原本守在床前的幾個大夫,見狀紛紛行禮,「王爺。」
容無崖沒看他們,反而對楚殷殷道,「該做什麼做什麼去,若是什麼都不想做,那就到這兒坐著。」
他打了個響指,東川立刻搬來一張椅子,就擺在容無崖身邊。
這個舉動,讓所有人都心裡直打鼓。
什麼情況?
瑞王爺認識這個女人?
這個女人不是霍臨淵的女人嗎?
啊……
聯想到霍家的壽宴上,容無崖對霍臨淵的折辱,難道是因為一個女人?
可是容無崖不是只喜歡楚殷殷嗎?
前段時間還搞了個什麼楚殷殷的替身姜穗,後來姜穗好像也沒什麼音信了。
這個女人又是誰?
眾人嘴上不說話,眼睛卻一個勁兒的往楚殷殷的臉上瞟。
別說。
好像和姜穗有點像。
不過她的臉過敏了,只露出來的上半張臉,還有星星點點的紅斑。
「恩?坐不坐?」容無崖問道,「非要我抱著你坐下?」
他說這話臉不紅心不跳的,當著這麼多人的面,也絲毫不知道收斂。
見楚殷殷不搭,又繼續笑著道,「也行。」
他要起身時,楚殷殷卻搖了搖頭,「我去給他看下傷勢。
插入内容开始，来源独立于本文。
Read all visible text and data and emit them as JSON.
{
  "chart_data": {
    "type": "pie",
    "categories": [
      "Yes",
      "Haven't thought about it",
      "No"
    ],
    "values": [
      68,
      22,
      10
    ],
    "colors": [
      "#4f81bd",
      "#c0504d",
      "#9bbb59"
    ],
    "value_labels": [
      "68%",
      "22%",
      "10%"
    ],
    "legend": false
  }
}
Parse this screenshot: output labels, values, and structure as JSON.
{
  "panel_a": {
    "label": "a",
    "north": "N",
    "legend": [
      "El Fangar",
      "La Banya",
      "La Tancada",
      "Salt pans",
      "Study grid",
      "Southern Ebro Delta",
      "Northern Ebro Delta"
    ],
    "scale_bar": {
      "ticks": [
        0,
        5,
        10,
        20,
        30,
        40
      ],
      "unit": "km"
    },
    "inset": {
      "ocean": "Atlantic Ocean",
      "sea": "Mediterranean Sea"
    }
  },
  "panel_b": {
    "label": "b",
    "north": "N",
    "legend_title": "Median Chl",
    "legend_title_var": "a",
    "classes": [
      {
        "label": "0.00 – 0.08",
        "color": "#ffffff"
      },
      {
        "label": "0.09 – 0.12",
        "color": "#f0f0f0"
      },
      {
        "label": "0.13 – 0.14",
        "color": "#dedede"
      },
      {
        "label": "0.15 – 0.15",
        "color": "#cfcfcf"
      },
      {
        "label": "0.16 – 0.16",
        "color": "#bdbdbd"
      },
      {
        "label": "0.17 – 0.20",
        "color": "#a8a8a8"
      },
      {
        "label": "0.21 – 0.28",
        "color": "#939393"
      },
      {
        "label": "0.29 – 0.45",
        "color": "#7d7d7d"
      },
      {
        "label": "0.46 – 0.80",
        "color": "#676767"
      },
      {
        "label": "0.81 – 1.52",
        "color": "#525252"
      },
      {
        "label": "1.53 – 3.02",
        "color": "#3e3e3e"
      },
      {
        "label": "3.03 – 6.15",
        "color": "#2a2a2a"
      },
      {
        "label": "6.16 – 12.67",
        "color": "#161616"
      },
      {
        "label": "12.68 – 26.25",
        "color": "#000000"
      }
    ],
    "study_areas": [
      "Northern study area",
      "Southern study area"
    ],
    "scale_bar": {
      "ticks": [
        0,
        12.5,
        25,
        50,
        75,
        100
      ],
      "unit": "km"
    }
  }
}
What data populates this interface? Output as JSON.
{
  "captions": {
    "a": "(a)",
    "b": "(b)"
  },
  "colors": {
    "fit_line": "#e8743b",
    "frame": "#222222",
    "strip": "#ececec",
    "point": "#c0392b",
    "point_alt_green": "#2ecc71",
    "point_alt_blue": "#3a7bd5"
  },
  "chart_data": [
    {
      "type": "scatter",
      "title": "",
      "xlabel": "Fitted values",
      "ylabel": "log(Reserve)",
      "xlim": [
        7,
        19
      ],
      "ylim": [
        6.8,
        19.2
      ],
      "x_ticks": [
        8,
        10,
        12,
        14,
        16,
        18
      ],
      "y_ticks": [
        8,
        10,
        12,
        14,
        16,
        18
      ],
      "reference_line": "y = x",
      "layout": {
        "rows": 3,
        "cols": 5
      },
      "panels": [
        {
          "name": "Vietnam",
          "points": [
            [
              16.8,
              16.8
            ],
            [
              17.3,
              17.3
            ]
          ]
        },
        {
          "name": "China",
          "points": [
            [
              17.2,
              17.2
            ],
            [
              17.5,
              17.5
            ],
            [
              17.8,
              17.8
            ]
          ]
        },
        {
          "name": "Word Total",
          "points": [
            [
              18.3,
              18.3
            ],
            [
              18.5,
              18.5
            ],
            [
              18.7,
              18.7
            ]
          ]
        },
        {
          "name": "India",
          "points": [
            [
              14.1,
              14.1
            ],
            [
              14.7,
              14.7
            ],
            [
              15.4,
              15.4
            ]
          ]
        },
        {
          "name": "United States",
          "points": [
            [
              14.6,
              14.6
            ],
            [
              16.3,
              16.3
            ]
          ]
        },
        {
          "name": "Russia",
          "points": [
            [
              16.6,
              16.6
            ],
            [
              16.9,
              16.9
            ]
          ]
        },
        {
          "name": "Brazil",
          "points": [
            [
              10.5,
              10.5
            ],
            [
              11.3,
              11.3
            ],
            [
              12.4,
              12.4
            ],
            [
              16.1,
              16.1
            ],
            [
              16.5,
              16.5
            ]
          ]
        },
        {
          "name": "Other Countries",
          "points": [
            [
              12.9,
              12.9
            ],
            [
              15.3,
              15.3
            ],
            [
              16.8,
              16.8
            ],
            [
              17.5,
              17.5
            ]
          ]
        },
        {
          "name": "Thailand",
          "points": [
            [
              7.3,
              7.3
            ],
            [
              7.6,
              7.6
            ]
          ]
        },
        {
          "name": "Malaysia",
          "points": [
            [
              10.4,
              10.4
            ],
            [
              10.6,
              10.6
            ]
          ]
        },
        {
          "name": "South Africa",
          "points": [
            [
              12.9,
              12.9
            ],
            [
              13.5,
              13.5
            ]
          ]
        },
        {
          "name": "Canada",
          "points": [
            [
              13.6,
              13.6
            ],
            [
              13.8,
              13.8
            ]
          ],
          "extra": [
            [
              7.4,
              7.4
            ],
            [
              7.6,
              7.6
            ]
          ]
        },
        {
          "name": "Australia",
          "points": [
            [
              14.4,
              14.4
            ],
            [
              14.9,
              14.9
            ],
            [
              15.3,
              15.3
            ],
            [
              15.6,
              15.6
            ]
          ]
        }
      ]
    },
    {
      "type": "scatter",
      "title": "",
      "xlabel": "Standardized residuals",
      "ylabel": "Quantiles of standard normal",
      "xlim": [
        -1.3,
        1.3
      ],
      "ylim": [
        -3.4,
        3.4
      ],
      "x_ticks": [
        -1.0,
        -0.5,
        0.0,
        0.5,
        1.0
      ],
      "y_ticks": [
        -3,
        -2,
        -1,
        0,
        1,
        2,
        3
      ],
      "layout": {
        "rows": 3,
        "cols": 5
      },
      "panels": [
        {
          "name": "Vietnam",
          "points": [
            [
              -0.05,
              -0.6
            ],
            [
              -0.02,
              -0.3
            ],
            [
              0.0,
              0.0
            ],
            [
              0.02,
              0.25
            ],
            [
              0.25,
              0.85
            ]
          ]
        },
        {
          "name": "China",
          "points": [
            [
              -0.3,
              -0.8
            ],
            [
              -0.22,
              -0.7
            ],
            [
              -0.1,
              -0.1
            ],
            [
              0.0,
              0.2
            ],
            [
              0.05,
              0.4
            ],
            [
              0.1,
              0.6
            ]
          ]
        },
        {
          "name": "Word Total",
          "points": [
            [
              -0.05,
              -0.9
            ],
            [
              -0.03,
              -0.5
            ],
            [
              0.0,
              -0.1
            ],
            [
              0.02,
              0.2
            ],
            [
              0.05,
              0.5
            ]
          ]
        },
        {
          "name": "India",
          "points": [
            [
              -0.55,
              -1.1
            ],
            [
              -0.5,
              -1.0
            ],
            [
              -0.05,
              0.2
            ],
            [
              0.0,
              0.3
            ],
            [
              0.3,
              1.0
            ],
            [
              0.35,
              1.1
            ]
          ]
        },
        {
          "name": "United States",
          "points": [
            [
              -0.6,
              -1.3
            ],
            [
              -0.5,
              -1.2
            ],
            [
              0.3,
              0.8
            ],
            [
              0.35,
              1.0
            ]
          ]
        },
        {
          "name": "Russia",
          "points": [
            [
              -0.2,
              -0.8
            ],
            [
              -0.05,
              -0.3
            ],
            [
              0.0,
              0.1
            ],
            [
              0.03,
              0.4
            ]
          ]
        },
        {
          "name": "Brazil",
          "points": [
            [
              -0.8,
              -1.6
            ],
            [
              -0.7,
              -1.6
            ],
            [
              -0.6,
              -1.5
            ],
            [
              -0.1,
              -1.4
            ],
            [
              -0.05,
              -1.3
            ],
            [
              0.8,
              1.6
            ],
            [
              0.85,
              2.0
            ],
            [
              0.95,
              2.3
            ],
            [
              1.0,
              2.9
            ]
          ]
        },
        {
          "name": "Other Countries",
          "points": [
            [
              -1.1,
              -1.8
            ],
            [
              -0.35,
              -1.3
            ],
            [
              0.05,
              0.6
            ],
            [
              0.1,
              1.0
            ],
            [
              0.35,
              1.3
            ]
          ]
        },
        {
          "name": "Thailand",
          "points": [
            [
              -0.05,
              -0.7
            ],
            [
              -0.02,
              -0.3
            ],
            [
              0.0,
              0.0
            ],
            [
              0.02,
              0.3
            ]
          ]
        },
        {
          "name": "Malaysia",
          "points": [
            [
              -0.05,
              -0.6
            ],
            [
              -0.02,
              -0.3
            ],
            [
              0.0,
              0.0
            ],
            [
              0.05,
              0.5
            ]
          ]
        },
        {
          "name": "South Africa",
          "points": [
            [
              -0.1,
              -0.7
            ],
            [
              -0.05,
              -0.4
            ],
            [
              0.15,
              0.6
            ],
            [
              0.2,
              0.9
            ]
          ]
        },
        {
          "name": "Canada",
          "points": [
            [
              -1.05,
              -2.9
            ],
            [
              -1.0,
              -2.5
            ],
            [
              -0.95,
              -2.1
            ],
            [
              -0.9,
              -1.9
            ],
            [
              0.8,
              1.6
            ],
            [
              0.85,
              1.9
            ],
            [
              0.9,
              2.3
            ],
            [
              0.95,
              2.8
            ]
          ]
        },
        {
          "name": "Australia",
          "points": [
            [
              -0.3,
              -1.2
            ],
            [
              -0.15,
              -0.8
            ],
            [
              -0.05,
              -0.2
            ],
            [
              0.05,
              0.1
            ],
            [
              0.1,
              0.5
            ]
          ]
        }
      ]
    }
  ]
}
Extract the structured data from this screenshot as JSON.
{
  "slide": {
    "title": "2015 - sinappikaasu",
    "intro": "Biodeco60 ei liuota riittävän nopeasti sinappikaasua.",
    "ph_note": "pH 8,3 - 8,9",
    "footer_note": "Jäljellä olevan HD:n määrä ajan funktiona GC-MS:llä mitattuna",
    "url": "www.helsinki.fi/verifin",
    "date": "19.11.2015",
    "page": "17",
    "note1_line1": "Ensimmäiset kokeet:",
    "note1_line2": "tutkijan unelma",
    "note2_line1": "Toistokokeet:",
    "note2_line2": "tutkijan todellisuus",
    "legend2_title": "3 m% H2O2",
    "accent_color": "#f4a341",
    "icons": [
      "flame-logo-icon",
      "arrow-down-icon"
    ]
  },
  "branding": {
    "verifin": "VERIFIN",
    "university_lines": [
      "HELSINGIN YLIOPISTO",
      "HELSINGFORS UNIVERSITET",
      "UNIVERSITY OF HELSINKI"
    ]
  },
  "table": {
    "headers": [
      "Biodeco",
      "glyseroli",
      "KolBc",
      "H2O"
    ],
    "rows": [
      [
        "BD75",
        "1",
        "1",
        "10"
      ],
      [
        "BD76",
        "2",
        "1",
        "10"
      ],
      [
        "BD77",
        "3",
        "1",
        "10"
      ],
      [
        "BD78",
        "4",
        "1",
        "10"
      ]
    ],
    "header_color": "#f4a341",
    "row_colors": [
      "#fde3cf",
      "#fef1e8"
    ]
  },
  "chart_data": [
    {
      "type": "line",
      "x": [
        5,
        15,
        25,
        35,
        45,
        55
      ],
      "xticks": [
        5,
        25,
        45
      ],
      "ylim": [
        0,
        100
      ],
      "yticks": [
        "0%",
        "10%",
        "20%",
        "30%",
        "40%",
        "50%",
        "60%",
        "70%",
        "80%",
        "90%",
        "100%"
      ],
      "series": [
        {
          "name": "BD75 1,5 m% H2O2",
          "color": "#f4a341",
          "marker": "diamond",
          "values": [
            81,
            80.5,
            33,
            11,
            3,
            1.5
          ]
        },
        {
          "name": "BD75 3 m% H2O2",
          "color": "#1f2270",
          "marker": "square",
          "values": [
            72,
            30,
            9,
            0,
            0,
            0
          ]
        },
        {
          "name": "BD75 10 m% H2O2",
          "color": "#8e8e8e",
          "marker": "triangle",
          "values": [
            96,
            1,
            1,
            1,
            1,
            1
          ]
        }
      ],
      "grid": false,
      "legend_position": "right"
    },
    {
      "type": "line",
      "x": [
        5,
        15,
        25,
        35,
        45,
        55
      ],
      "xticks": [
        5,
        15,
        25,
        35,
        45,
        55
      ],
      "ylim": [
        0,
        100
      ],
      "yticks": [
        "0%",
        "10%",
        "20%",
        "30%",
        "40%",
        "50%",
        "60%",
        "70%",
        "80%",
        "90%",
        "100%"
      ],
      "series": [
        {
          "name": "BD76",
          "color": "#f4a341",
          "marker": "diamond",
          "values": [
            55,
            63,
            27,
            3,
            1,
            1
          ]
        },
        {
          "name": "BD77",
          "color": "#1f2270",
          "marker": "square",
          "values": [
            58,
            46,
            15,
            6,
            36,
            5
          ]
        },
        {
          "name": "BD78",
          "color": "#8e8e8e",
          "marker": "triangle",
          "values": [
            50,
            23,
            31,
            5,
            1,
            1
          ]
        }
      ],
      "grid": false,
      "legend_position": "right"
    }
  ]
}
」
她走到床邊,開始診脈。
原本的幾個大夫,起初都想質疑,可是對上容無崖陰涔涔的目光,一個個選擇閉嘴。
算了。
反正又不是他們的夫君。
這個女人要折騰,就算是折騰死了,有容無崖在護著,誰能把她怎麼樣?
幾個大夫開始眼觀鼻鼻觀心。
圍觀的眾人,目睹了這一幕幕,內心的震撼只多不少。
而那些先前對著楚殷殷冷嘲熱諷的,現在腸子都悔青了。
他們只恨不得默默祈禱,容無崖沒有聽到他們的那些混帳話!
他們可一點都不想因為隨便說了幾句話,就丟掉小命啊!
哪想正這麼想著,那位主子換了個姿勢,慵懶的靠在椅子上,他修長的手指,在眾人身上挨個點過,每點過一個人,那個人的腰背就像是被一隻無形的手給拉直了一樣。
突然,他指著其中一個,以一幅秋後算帳的口吻道,「來,你跟本王說說,本王來之前,你們在聊什麼呢?本王聽著,你們好像很高興的樣子,告訴本王,讓本王也樂一樂。」